Home, Manorlady, Self-Released

Home, the first full-length album from Charlottesville’s Manorlady, feels as much like a culmination as it does a debut. It’s the fleshed-out and polished successor to the band’s initial EP, Home Away, released at the beginning of 2010 after just a few shows around town. Taking that EP’s five songs and adding six additional tracks, Home brings Manorlady’s vision into focus.

The hard-working local band Manorlady (left to right: Donald Wooley, sometime fourth member Tony DeAngelis, Melissa Bailey and Aaron Bailey) releases its impressive debut full-length with a show at the Twisted Branch Tea Bazaar on Saturday, April 23.

That vision draws inspiration from the desert of Eastern California, where the band’s members, husband and wife Aaron and Melissa Bailey and her brother Donald Wooley, grew up. To the northeast of their hometown of Ridgecrest lies Death Valley’s Badwater Basin, the lowest point in the United States. Mount Whitney, the highest peak in the lower 48, looms to the northwest.

Such extremes are a far cry from the rolling countryside of the Blue Ridge and Piedmont, and Manorlady’s music seems to search for those absent highs and lows. If the Home Away EP was a sketch of that terrain, Home is an oil painting, over a year in the making, that fills in the rich textures and colors.

The album’s songs bleed into each other, providing a seamless listen from beginning to end, and the band’s influences blend just as naturally. “International Boys Club” and “Red Juice” pair New Order drum machine rhythms with the guitar and vocal atmospherics of the Cocteau Twins. “Trees” and “Delta Waves” resemble the brooding but melodic chimes of groups like Low and Galaxie 500. “Waltz for Couples,” an interlude that resembles a wind-up musical box, sits at the middle of the album, like the calm eye at the center of its swirling storm.

As Home progresses, Manorlady sheds its direct ’80s and ’90s vibe and moves further into its own dynamic explorations. On “Jimmy,” Aaron and Melissa alternate vocal lines about love over Wooley’s warm, shifting synth chords. “Vacation Plans High Desert” begins with the picking of an acoustic guitar before shifting up to a propulsive electronic beat and finally a crescendo that climaxes in a post-rock squall.
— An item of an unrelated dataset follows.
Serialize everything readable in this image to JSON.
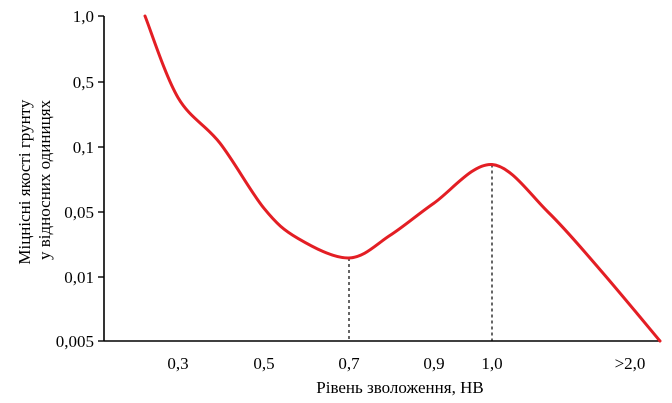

The eerie “Lost Dogs” follows the same trajectory, gradually building up steam before sizzling and evaporating into “Sungazing,” the album’s final song and the most evocative of Manorlady’s desert roots. “You’re just a girl / who’s just begun / to gaze into the sun,” sings Aaron. “You tried to fly away / You tried to fly / You tried to go, go, go, home, home, home.”

With Home Manorlady recaptures the horizon of youth, but the band also maps its own unique peaks and valleys. As the album closes, going away and coming home seem to merge, an acknowledgment that leaving home is the start of creating a new one. For Manorlady that new nest is in Charlottesville, and the band has done a good job of building it so far. As the saying goes, home is where the heart is, and there’s definitely a lot of heart in Home.